If $f$ is a positive function and $$ \int_{E}f d\lambda = 0, $$ then show that $\lambda (E) = 0$ where $\lambda $ is a Haar (Radon) measure.
I know that if $f$ is a positive function and $\int_{E}f d\lambda = 0$ then $\lambda ^ \ast = 0 $ ($\lambda ^ \ast$ is the outer measure) but I can't show that $\lambda (E)$ is zero. Note: $E\subseteq G$ and $G$ is topological group.
On
On that page of Aliprantis, $\mu$ is just a set-function, and $\mu^*$ is the outer measure it generates. Indeed $\mu^*(E) \le \mu(E)$ in that setting, and equality may not hold.

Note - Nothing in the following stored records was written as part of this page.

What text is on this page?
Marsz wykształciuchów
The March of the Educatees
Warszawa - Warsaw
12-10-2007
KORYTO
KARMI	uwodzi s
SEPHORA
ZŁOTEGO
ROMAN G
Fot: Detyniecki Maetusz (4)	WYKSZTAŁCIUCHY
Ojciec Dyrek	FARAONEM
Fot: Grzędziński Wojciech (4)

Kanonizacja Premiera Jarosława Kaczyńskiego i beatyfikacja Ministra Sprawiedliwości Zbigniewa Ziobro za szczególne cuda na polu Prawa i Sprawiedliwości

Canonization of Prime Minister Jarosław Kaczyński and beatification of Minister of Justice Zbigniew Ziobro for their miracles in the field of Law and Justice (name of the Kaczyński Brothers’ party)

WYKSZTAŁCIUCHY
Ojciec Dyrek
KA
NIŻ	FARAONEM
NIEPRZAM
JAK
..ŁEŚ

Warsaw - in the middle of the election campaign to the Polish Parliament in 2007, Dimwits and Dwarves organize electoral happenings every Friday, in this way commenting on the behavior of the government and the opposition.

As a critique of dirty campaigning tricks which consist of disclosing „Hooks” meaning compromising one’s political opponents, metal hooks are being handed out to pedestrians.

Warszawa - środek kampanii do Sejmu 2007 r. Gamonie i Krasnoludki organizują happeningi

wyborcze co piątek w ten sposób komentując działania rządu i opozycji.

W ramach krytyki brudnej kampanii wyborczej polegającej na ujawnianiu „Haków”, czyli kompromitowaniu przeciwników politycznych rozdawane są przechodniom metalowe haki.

For example, in the real line, $\mu(E)$ could be the diameter of the set $E$, and then for $\mu^*$ we get Lebesgue outer measure.
Of course when we write $\int_E f\;d\lambda$ we assume $\lambda$ is a measure, not just any set-function.
Let $$ E_1=\{x\in E: f(x)\le 1\}, $$ and $$ E_n=\{x\in E : 2^{-n+2}> f(x)\ge 2^{-n+1}\}. $$ Clearly, the $E_n$ are disjoint, measurable, $E=\cup_{n=1}^\infty E_n$ and thus $$ \lambda(E)=\sum_{n=1}^\infty \lambda(E_n). $$ It suffices to show that $\lambda(E_n)=0$, for all $n$. But as $f(x)>0$, for all $x\in E$, $$ \int_E f\,d\lambda \ge \int_{E_n}f\,d\lambda\ge\int_{E_n} 2^{-n+1}d\lambda=2^{-n+1}\lambda(E_n), $$ which implies that $\lambda(E_n)=0$.